Ventricular Wall Stress and Pump Function of Ventricular Septal Defect of Congenital Heart Defects

About 36,000 infants are born each year with a congenital heart defect (CHD) and charges for treatment surpass $2.2 billion for inpatient surgery alone. Of many different types of CHDs, ventricular septal defect (VSD) is the most common class (∼1/3 of CHDs) of heart deformity present at birth.
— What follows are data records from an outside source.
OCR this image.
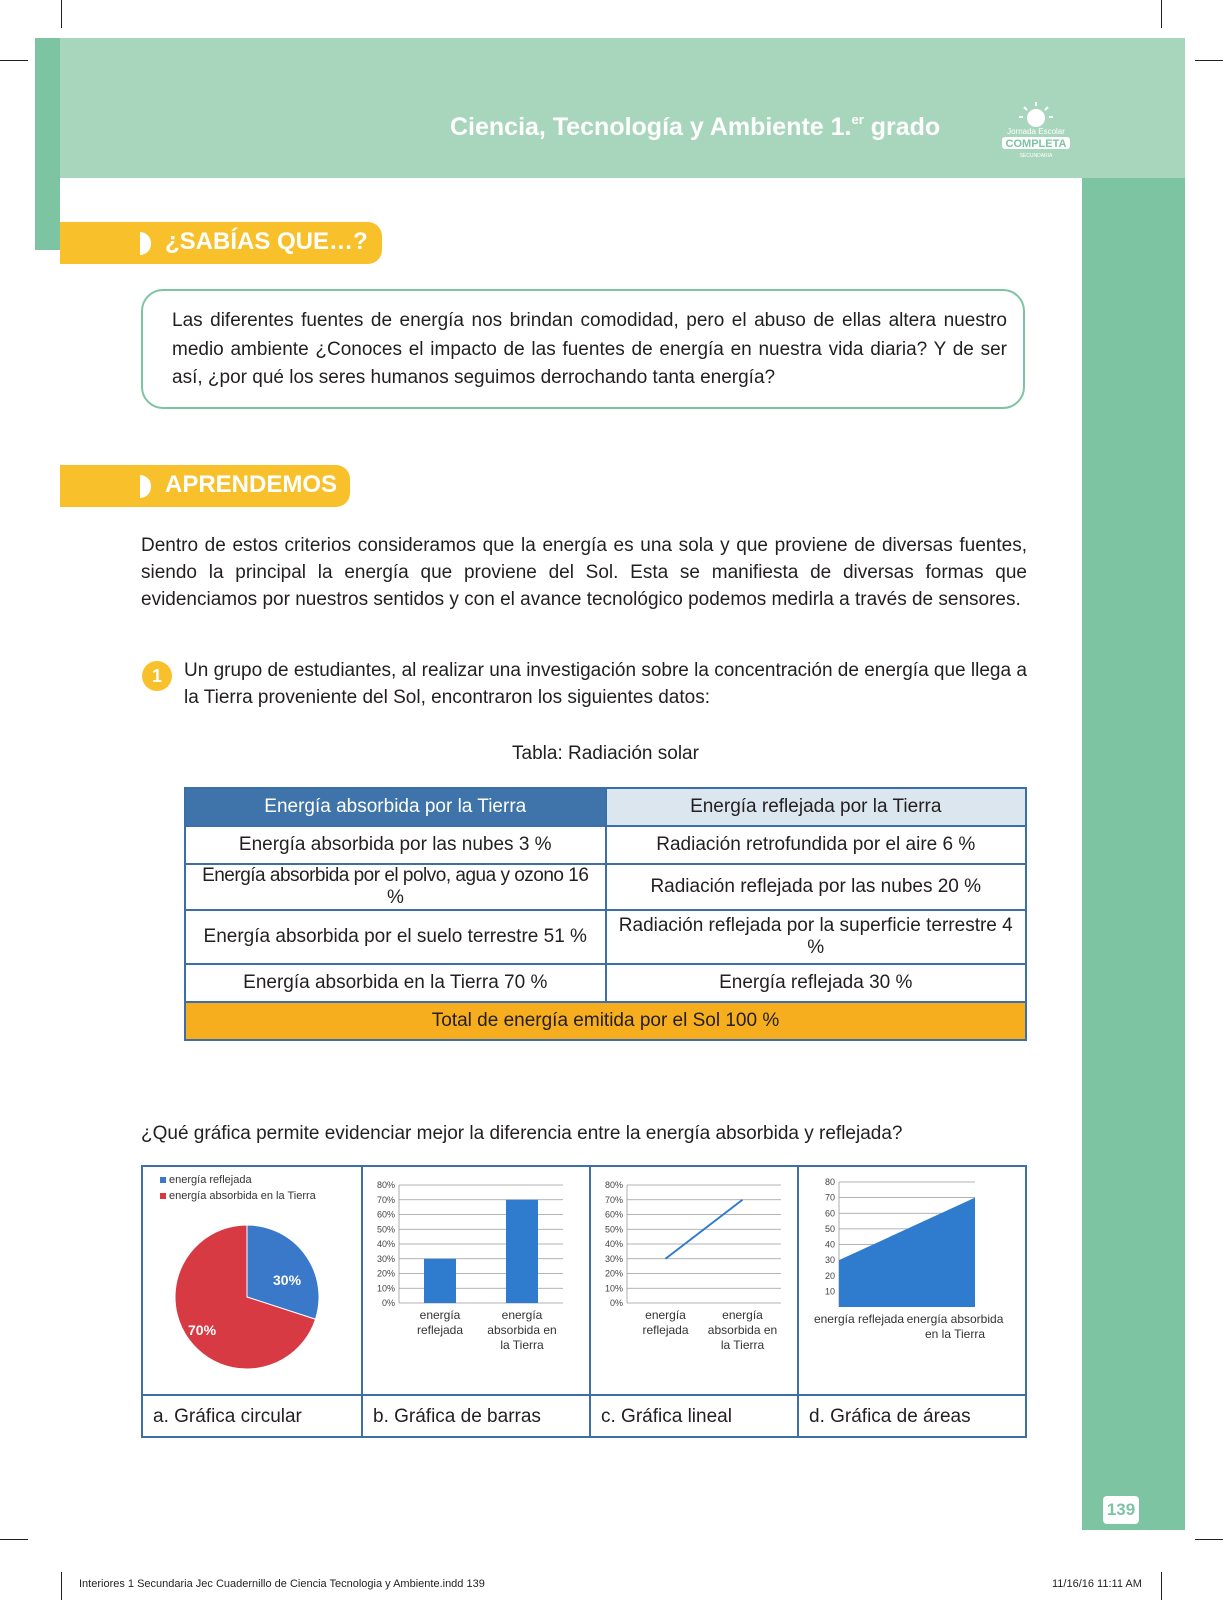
Ciencia, Tecnología y Ambiente 1.$^{er}$ grado	Jornada Escolar
COMPLETA
SECUNDARIA
¿SABÍAS QUE…?
Las diferentes fuentes de energía nos brindan comodidad, pero el abuso de ellas altera nuestro medio ambiente ¿Conoces el impacto de las fuentes de energía en nuestra vida diaria? Y de ser así, ¿por qué los seres humanos seguimos derrochando tanta energía?
APRENDEMOS
Dentro de estos criterios consideramos que la energía es una sola y que proviene de diversas fuentes, siendo la principal la energía que proviene del Sol. Esta se manifiesta de diversas formas que evidenciamos por nuestros sentidos y con el avance tecnológico podemos medirla a través de sensores.
1	Un grupo de estudiantes, al realizar una investigación sobre la concentración de energía que llega a la Tierra proveniente del Sol, encontraron los siguientes datos:
Tabla: Radiación solar
Energía absorbida por la Tierra	Energía reflejada por la Tierra
Energía absorbida por las nubes 3 %	Radiación retrofundida por el aire 6 %
Energía absorbida por el polvo, agua y ozono 16 %	Radiación reflejada por las nubes 20 %
Energía absorbida por el suelo terrestre 51 %	Radiación reflejada por la superficie terrestre 4 %
Energía absorbida en la Tierra 70 %	Energía reflejada 30 %
Total de energía emitida por el Sol 100 %	
¿Qué gráfica permite evidenciar mejor la diferencia entre la energía absorbida y reflejada?
energía reflejada
energía absorbida en la Tierra
30%
70%
a. Gráfica circular
0%
10%
20%
30%
40%
50%
60%
70%
80%
energía reflejada
energía absorbida en la Tierra
b. Gráfica de barras
0%
10%
20%
30%
40%
50%
60%
70%
80%
energía reflejada
energía absorbida en la Tierra
c. Gráfica lineal
10
20
30
40
50
60
70
80
energía reflejada energía absorbida en la Tierra
d. Gráfica de áreas
139
Interiores 1 Secundaria Jec Cuadernillo de Ciencia Tecnologia y Ambiente.indd 139	11/16/16 11:11 AM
Though many close spontaneously and rarely require treatment, VSD still accounts for ∼15% of defects requiring an invasive procedure within the first year of life [1]. Generally, the ventricular performance is indexed by geometry, shape, diastolic and systolic function, and myocardial contractility [2]. Ejection fraction (EF) and end-systolic (ES) wall stress also used to assess the ventricular function [3–5]. Ratcliffe and Guy suggested that the assessment of LV function focusing on indices of systolic function, such as EF and contractility (E_ES), is misleading because the shift of end-systolic pressure-volume relationship (ESPVR) and increase/decrease in E_ES and coincident shift of end-diastolic pressure-volume relationship (EDPVR) may result in pseudo increase/decrease of EF even though there may not be any significant change in true LV function (i.e., Starling relationship) [6]. Though Sagawa and associates proposed the ESPVR as a reliable index of intrinsic systolic function [7], it requires derivation of the pressure-volume relationship at different loading conditions by using a noninotropic vasoconstrictor or vasodilator. This may consequently enforce a significant burden on infants with a failing heart. Moreover, irreversible complication of muscle structure can be generated [8–10]. Thus, rigorous quantification of the pump function associated with mechanics has been hindered especially for infants.